William Gomes: "A CGU não é do governo. É do povo. Somos os olhos do cidadão” Sábado, 04 de Junho de 2016

Diante da intensa turbulência que atingiu a extinta Controladoria Geral da União (CGU), após o afastamento da presidente Dilma Rousseff (PT), o chefe da Controladoria Regional da União no Estado de Alagoas, José William Gomes da Silva, resiste junto com servidores alagoanos e do Brasil inteiro, contra um verdadeiro golpe dado no combate à corrupção no Brasil.

Nesta entrevista, o chefe da CGU no Estado relaciona em números as conquistas que o órgão trouxe para o Brasil, desencadeando mais de 200 operações especiais de combate a corruptos de todo o País, nos 12 anos que antecederam a transformação da CGU em Ministério da Transparência, Fiscalização e Controle e da ascensão e queda de um ex-ministro suspeito de ser instrumento de desmantelamento da CGU e da Operação Lava Jato.

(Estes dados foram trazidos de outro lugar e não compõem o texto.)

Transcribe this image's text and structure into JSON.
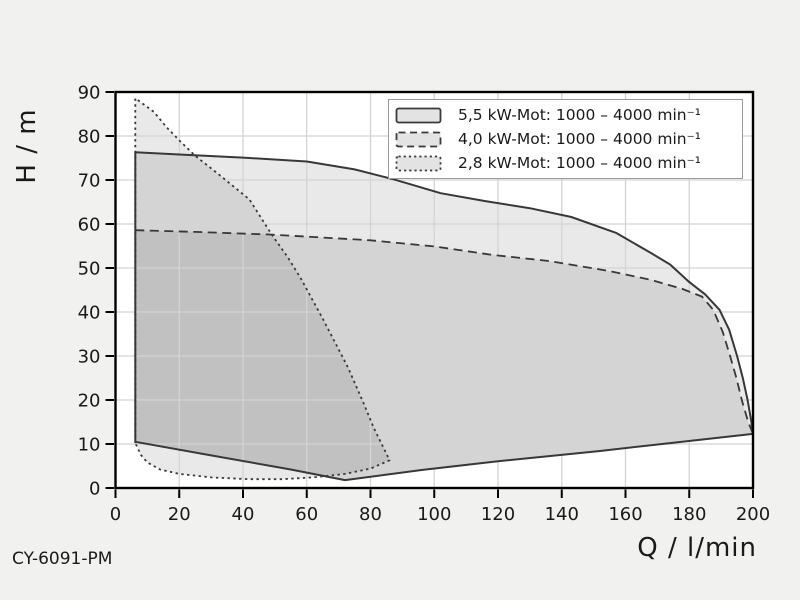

Em Alagoas, foram mais de dez operações e, somente nos últimos quatro anos, 652 ordens de serviço concluídas, resultando em relatórios de investigações responsáveis por incontáveis condenações de criminosos do colarinho branco. Nosso entrevistado conclui que nem ele nem os servidores admitirão atuar em um ministério cuja sigla, “MTráfico”, sugira o cometimento de crime, em vez do combate às ilegalidades.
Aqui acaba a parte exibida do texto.